The sole question before the Supreme Court in this case is whether foreign nationals in Guantanamo Bay may invoke habeas corpus (wrongful detainment) at all. Either U.S. citizenship or court jurisdiction is necessary for this invocation, and since the detainees are not citizens, U.S. court jurisdiction over Guantanamo Bay was at issue. According to the U.S. treaty with Cuba over Guantanamo Bay, the U.S. has "complete jurisdiction" over the base, but Cuba has "ultimate sovereignty."

...

In a ruling on June 28, 2004, the Court ruled that the habeas corpus statute, 28 U.S.C. § 2241, entitled the detainees to challenge the validity of their detention.
 

AndrewPL

Member
Hopefully this won't happen in Los Angeles, I was hoping to sell my house at retirement and move to another state. Why should anyone be punish for making good decision at the right time?

That's a pretty selfish way of looking at it...

The real estate (and asset) market world wide is over inflated, at some point it is going to burst. Foreign investors have the least to lose, they walk away and it is the citizens that are left with HUGE mortgages that they can't afford, which means they walk away since interest rates go up..its a huge spiral and the banks and citizens are left holding the ball.

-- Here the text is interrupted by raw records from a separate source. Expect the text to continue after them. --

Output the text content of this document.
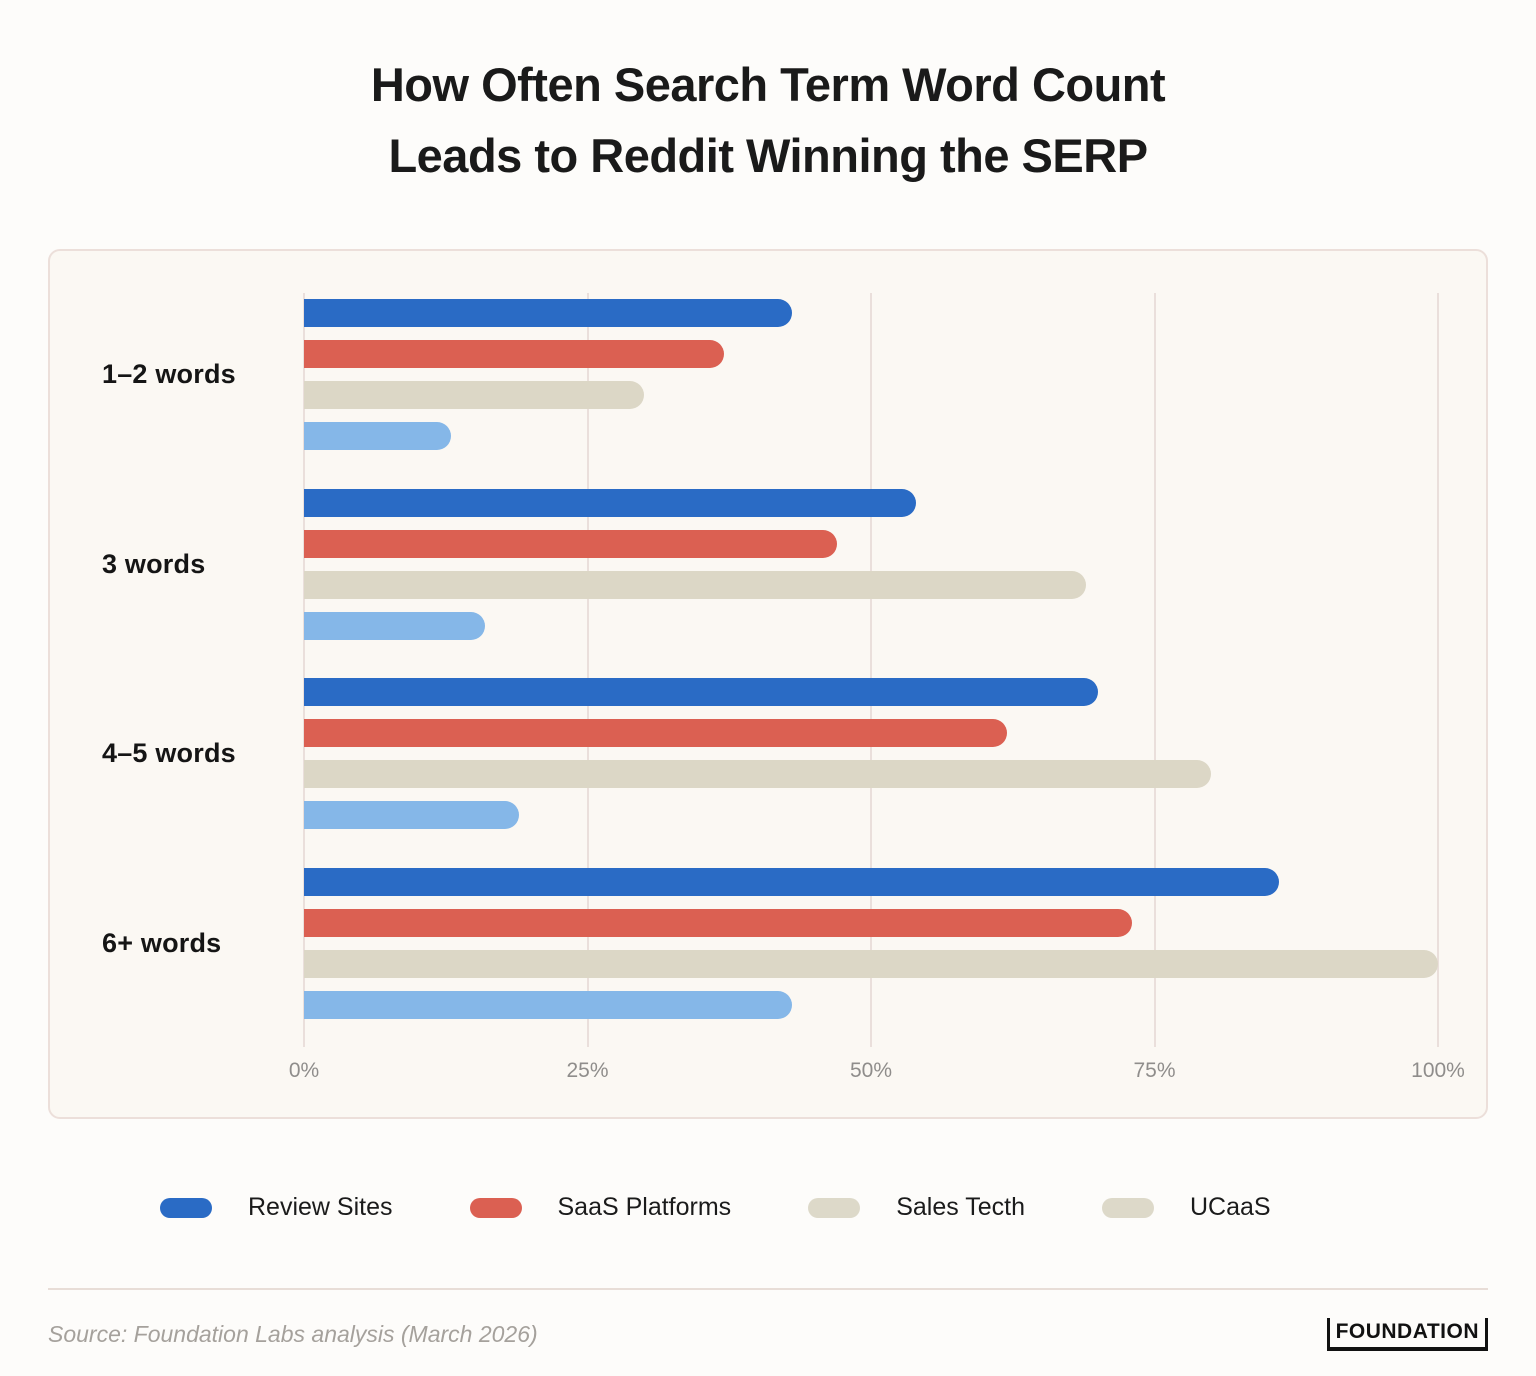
How Often Search Term Word Count
Leads to Reddit Winning the SERP
0%	25%	50%	75%	100%
1–2 words
3 words
4–5 words
6+ words
Review Sites	SaaS Platforms	Sales Tecth	UCaaS
Source: Foundation Labs analysis (March 2026)	FOUNDATION
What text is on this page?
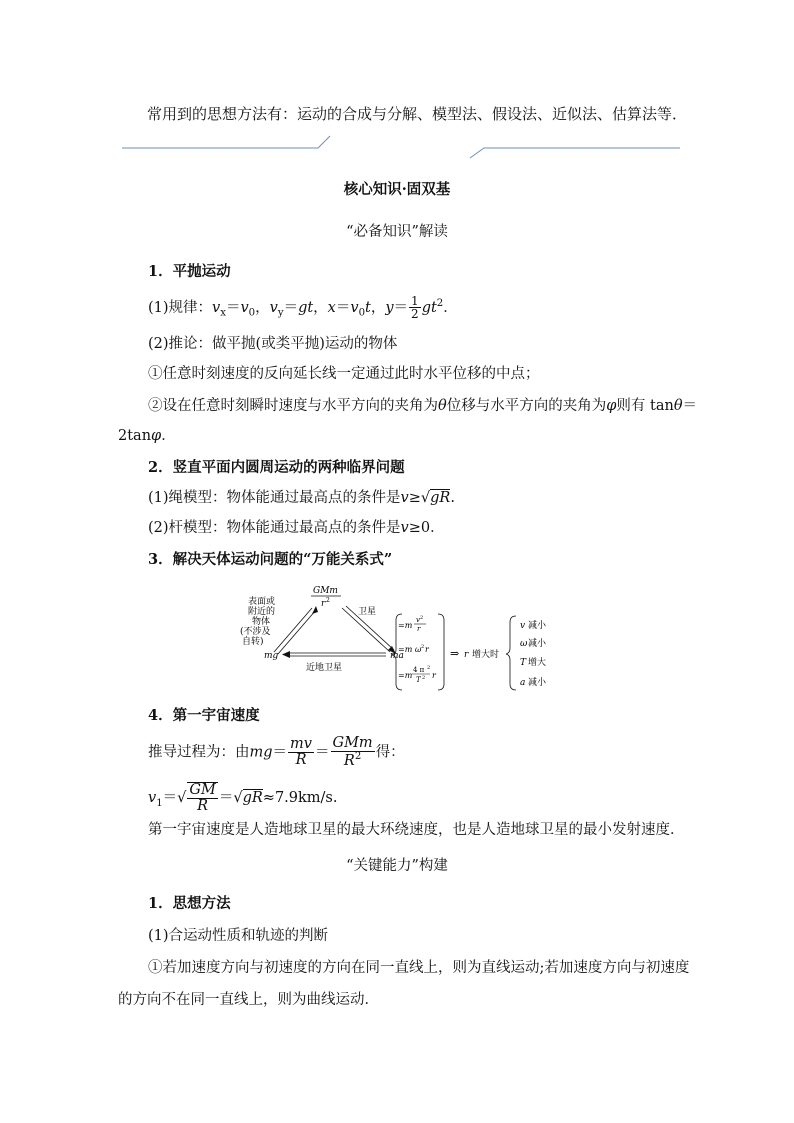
常用到的思想方法有：运动的合成与分解、模型法、假设法、近似法、估算法等．
核心知识·固双基
“必备知识”解读
1．平抛运动
(1)规律：$v_x=v_0$，$v_y=gt$，$x=v_0t$，$y= \frac{1}{2} gt^2$．
(2)推论：做平抛(或类平抛)运动的物体
①任意时刻速度的反向延长线一定通过此时水平位移的中点；
②设在任意时刻瞬时速度与水平方向的夹角为θ位移与水平方向的夹角为φ则有 tanθ＝
2tanφ．
2．竖直平面内圆周运动的两种临界问题
(1)绳模型：物体能通过最高点的条件是v≥√gR.
(2)杆模型：物体能通过最高点的条件是v≥0．
3．解决天体运动问题的“万能关系式”
表面或
附近的
物体
(不涉及
自转)
GMm
r 2
卫星
mg	ma
近地卫星
=m
v 2
r
=m ω 2 r
=m
4 π 2
T 2 r
⇒ r 增大时
v 减小
ω 减小
T 增大
a 减小
4．第一宇宙速度
推导过程为：由$mg= \frac{mv}{R} = \frac{\text{GMm}}{R^2}$ 得：
$v_1=√ \frac{GM}{R} =√gR\approx 7.9km/s$.
第一宇宙速度是人造地球卫星的最大环绕速度，也是人造地球卫星的最小发射速度．
“关键能力”构建
1．思想方法
(1)合运动性质和轨迹的判断
①若加速度方向与初速度的方向在同一直线上，则为直线运动;若加速度方向与初速度
的方向不在同一直线上，则为曲线运动．
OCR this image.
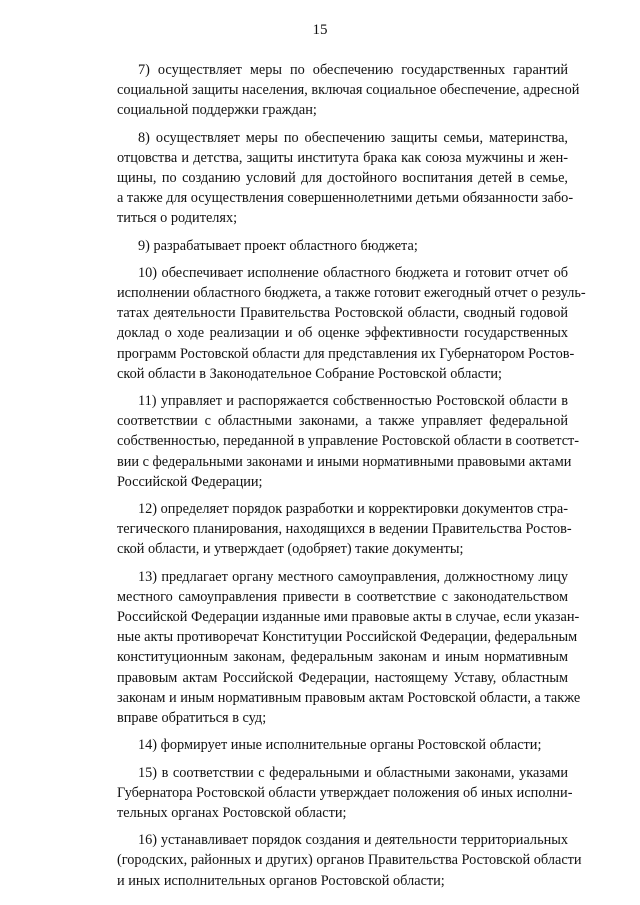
15
7) осуществляет меры по обеспечению государственных гарантий
социальной защиты населения, включая социальное обеспечение, адресной
социальной поддержки граждан;
8) осуществляет меры по обеспечению защиты семьи, материнства,
отцовства и детства, защиты института брака как союза мужчины и жен-
щины, по созданию условий для достойного воспитания детей в семье,
а также для осуществления совершеннолетними детьми обязанности забо-
титься о родителях;
9) разрабатывает проект областного бюджета;
10) обеспечивает исполнение областного бюджета и готовит отчет об
исполнении областного бюджета, а также готовит ежегодный отчет о резуль-
татах деятельности Правительства Ростовской области, сводный годовой
доклад о ходе реализации и об оценке эффективности государственных
программ Ростовской области для представления их Губернатором Ростов-
ской области в Законодательное Собрание Ростовской области;
11) управляет и распоряжается собственностью Ростовской области в
соответствии с областными законами, а также управляет федеральной
собственностью, переданной в управление Ростовской области в соответст-
вии с федеральными законами и иными нормативными правовыми актами
Российской Федерации;
12) определяет порядок разработки и корректировки документов стра-
тегического планирования, находящихся в ведении Правительства Ростов-
ской области, и утверждает (одобряет) такие документы;
13) предлагает органу местного самоуправления, должностному лицу
местного самоуправления привести в соответствие с законодательством
Российской Федерации изданные ими правовые акты в случае, если указан-
ные акты противоречат Конституции Российской Федерации, федеральным
конституционным законам, федеральным законам и иным нормативным
правовым актам Российской Федерации, настоящему Уставу, областным
законам и иным нормативным правовым актам Ростовской области, а также
вправе обратиться в суд;
14) формирует иные исполнительные органы Ростовской области;
15) в соответствии с федеральными и областными законами, указами
Губернатора Ростовской области утверждает положения об иных исполни-
тельных органах Ростовской области;
16) устанавливает порядок создания и деятельности территориальных
(городских, районных и других) органов Правительства Ростовской области
и иных исполнительных органов Ростовской области;
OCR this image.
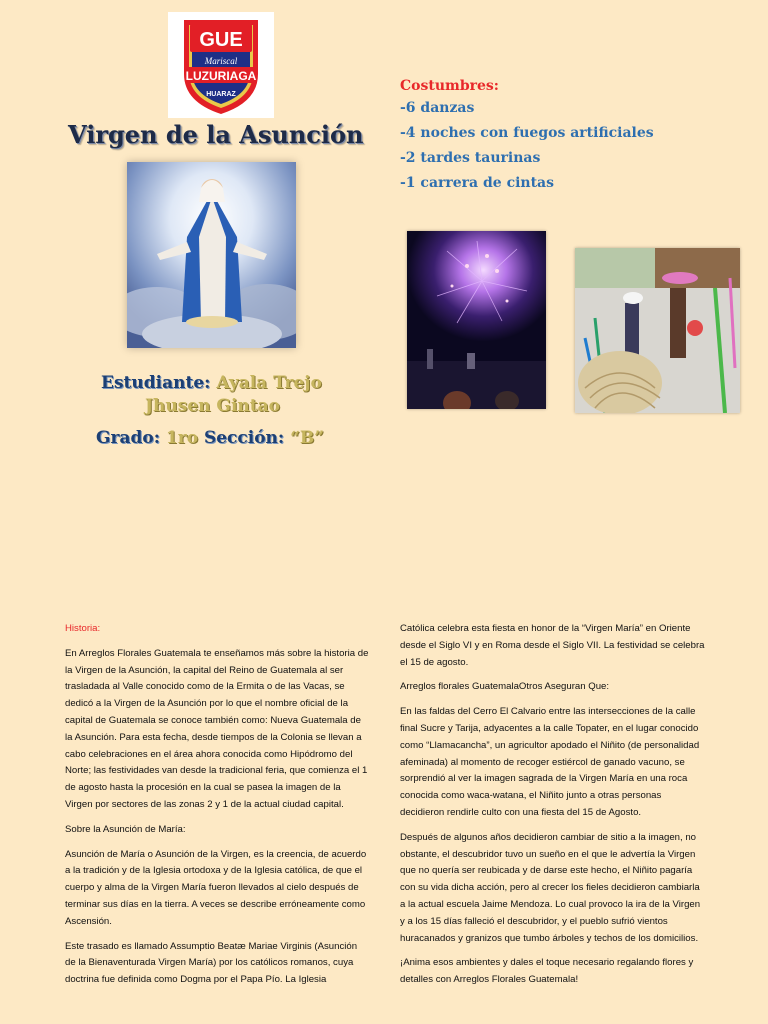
GUE
Mariscal
LUZURIAGA
HUARAZ
Virgen de la Asunción
Costumbres:
-6 danzas
-4 noches con fuegos artificiales
-2 tardes taurinas
-1 carrera de cintas
Estudiante: Ayala Trejo
Jhusen Gintao
Grado: 1ro Sección: “B”

Historia:

En Arreglos Florales Guatemala te enseñamos más sobre la historia de la Virgen de la Asunción, la capital del Reino de Guatemala al ser trasladada al Valle conocido como de la Ermita o de las Vacas, se dedicó a la Virgen de la Asunción por lo que el nombre oficial de la capital de Guatemala se conoce también como: Nueva Guatemala de la Asunción. Para esta fecha, desde tiempos de la Colonia se llevan a cabo celebraciones en el área ahora conocida como Hipódromo del Norte; las festividades van desde la tradicional feria, que comienza el 1 de agosto hasta la procesión en la cual se pasea la imagen de la Virgen por sectores de las zonas 2 y 1 de la actual ciudad capital.

Sobre la Asunción de María:

Asunción de María o Asunción de la Virgen, es la creencia, de acuerdo a la tradición y de la Iglesia ortodoxa y de la Iglesia católica, de que el cuerpo y alma de la Virgen María fueron llevados al cielo después de terminar sus días en la tierra. A veces se describe erróneamente como Ascensión.

Este trasado es llamado Assumptio Beatæ Mariae Virginis (Asunción de la Bienaventurada Virgen María) por los católicos romanos, cuya doctrina fue definida como Dogma por el Papa Pío. La Iglesia

Católica celebra esta fiesta en honor de la “Virgen María” en Oriente desde el Siglo VI y en Roma desde el Siglo VII. La festividad se celebra el 15 de agosto.

Arreglos florales GuatemalaOtros Aseguran Que:

En las faldas del Cerro El Calvario entre las intersecciones de la calle final Sucre y Tarija, adyacentes a la calle Topater, en el lugar conocido como “Llamacancha”, un agricultor apodado el Niñito (de personalidad afeminada) al momento de recoger estiércol de ganado vacuno, se sorprendió al ver la imagen sagrada de la Virgen María en una roca conocida como waca-watana, el Niñito junto a otras personas decidieron rendirle culto con una fiesta del 15 de Agosto.

Después de algunos años decidieron cambiar de sitio a la imagen, no obstante, el descubridor tuvo un sueño en el que le advertía la Virgen que no quería ser reubicada y de darse este hecho, el Niñito pagaría con su vida dicha acción, pero al crecer los fieles decidieron cambiarla a la actual escuela Jaime Mendoza. Lo cual provoco la ira de la Virgen y a los 15 días falleció el descubridor, y el pueblo sufrió vientos huracanados y granizos que tumbo árboles y techos de los domicilios.

¡Anima esos ambientes y dales el toque necesario regalando flores y detalles con Arreglos Florales Guatemala!
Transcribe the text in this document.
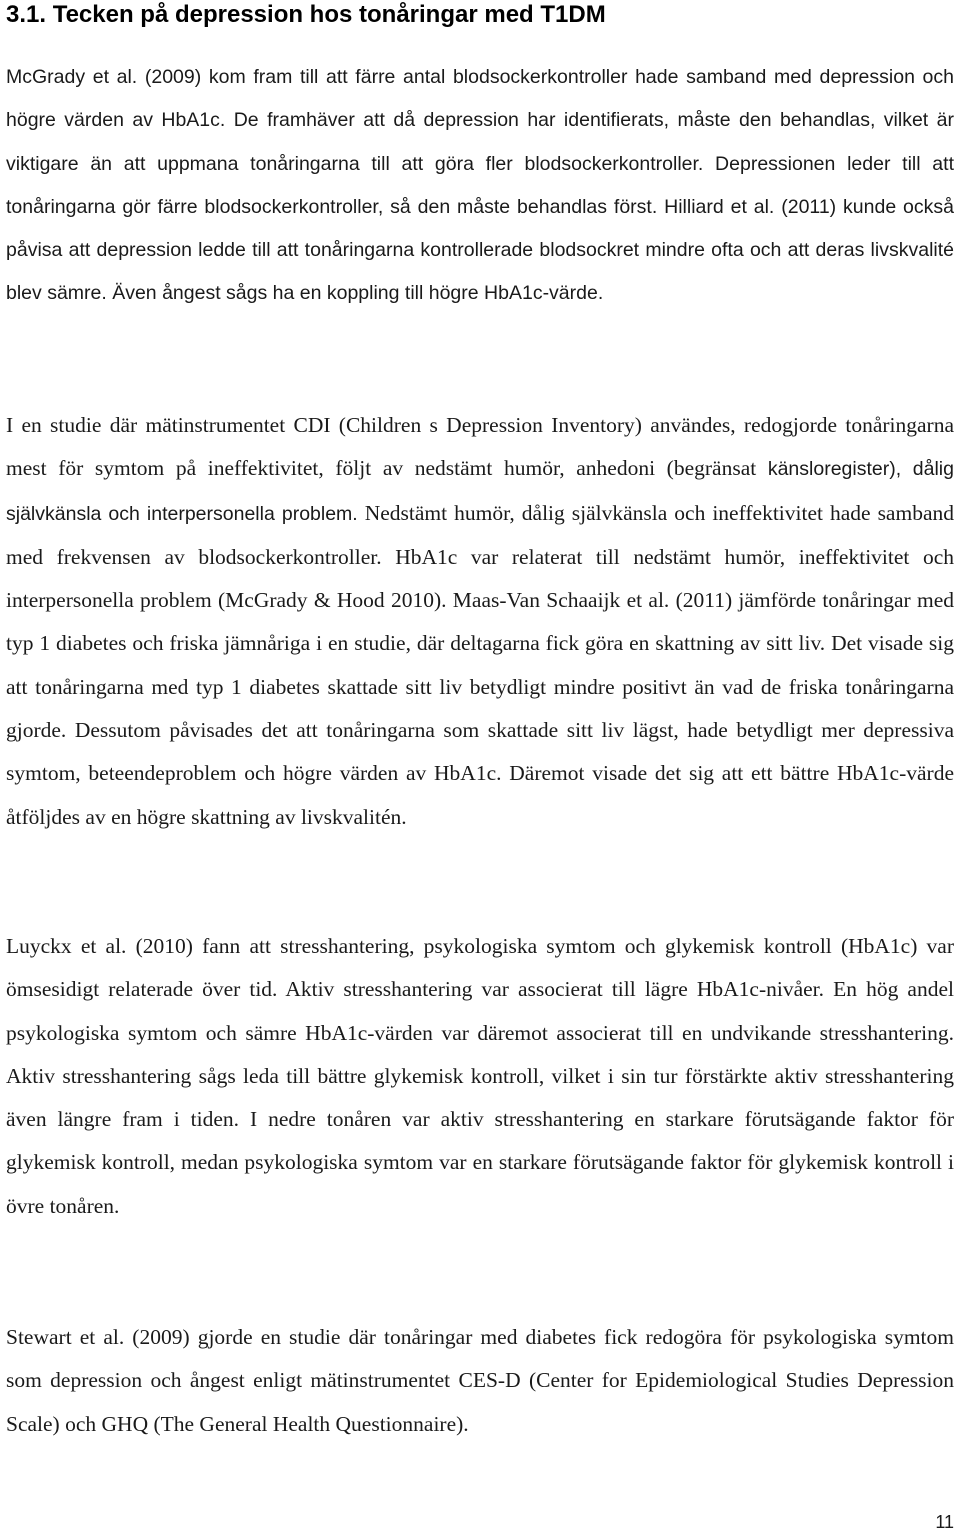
3.1. Tecken på depression hos tonåringar med T1DM

McGrady et al. (2009) kom fram till att färre antal blodsockerkontroller hade samband med depression och högre värden av HbA1c. De framhäver att då depression har identifierats, måste den behandlas, vilket är viktigare än att uppmana tonåringarna till att göra fler blodsockerkontroller. Depressionen leder till att tonåringarna gör färre blodsockerkontroller, så den måste behandlas först. Hilliard et al. (2011) kunde också påvisa att depression ledde till att tonåringarna kontrollerade blodsockret mindre ofta och att deras livskvalité blev sämre. Även ångest sågs ha en koppling till högre HbA1c-värde.

I en studie där mätinstrumentet CDI (Children s Depression Inventory) användes, redogjorde tonåringarna mest för symtom på ineffektivitet, följt av nedstämt humör, anhedoni (begränsat känsloregister), dålig självkänsla och interpersonella problem. Nedstämt humör, dålig självkänsla och ineffektivitet hade samband med frekvensen av blodsockerkontroller. HbA1c var relaterat till nedstämt humör, ineffektivitet och interpersonella problem (McGrady & Hood 2010). Maas-Van Schaaijk et al. (2011) jämförde tonåringar med typ 1 diabetes och friska jämnåriga i en studie, där deltagarna fick göra en skattning av sitt liv. Det visade sig att tonåringarna med typ 1 diabetes skattade sitt liv betydligt mindre positivt än vad de friska tonåringarna gjorde. Dessutom påvisades det att tonåringarna som skattade sitt liv lägst, hade betydligt mer depressiva symtom, beteendeproblem och högre värden av HbA1c. Däremot visade det sig att ett bättre HbA1c-värde åtföljdes av en högre skattning av livskvalitén.

Luyckx et al. (2010) fann att stresshantering, psykologiska symtom och glykemisk kontroll (HbA1c) var ömsesidigt relaterade över tid. Aktiv stresshantering var associerat till lägre HbA1c-nivåer. En hög andel psykologiska symtom och sämre HbA1c-värden var däremot associerat till en undvikande stresshantering. Aktiv stresshantering sågs leda till bättre glykemisk kontroll, vilket i sin tur förstärkte aktiv stresshantering även längre fram i tiden. I nedre tonåren var aktiv stresshantering en starkare förutsägande faktor för glykemisk kontroll, medan psykologiska symtom var en starkare förutsägande faktor för glykemisk kontroll i övre tonåren.

Stewart et al. (2009) gjorde en studie där tonåringar med diabetes fick redogöra för psykologiska symtom som depression och ångest enligt mätinstrumentet CES-D (Center for Epidemiological Studies Depression Scale) och GHQ (The General Health Questionnaire).

11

Not to mention that it is the young couples that are losing out, if they can't afford the security of owning their own house they delay having kids so they can save to buy one..and the house prices keep going up so they keep saving (or they borrow a huge amount and when the bubble bursts they lose everything)

Who do you think will be paying for the government services while you're retired? The kids of tomorrow...and if the population is being suppressed due to over inflated house prices..what happens next?

It is obviously more complicated than what I've outlined but there is a good reason for what Canada has done and it is more than just a selfish out look on being able to sell your house for more in the future than what it is worth today (signs point to that not being the case anyway...as the biggest generation, the baby boomers die/sell off and there aren't enough younger generationals to have the demand needed to increase house prices for the future)
 

NetMapel

Guilty White Male Mods Gave Me This Tag
Your family probably got their house for less than 100k if it's many years ago, the foreigner real estate bidding wars are pushing houses to the millions. They're now going for houses over the million dollar range.
Yeah I think my parents did get a house around 100k. But why should these well-intentioned immigrants have to pay extra 15% to buy a place to move in? That's why I think some tax on empty homes would make more sense since that targets more of those investor-type people and leave the rest of us alone.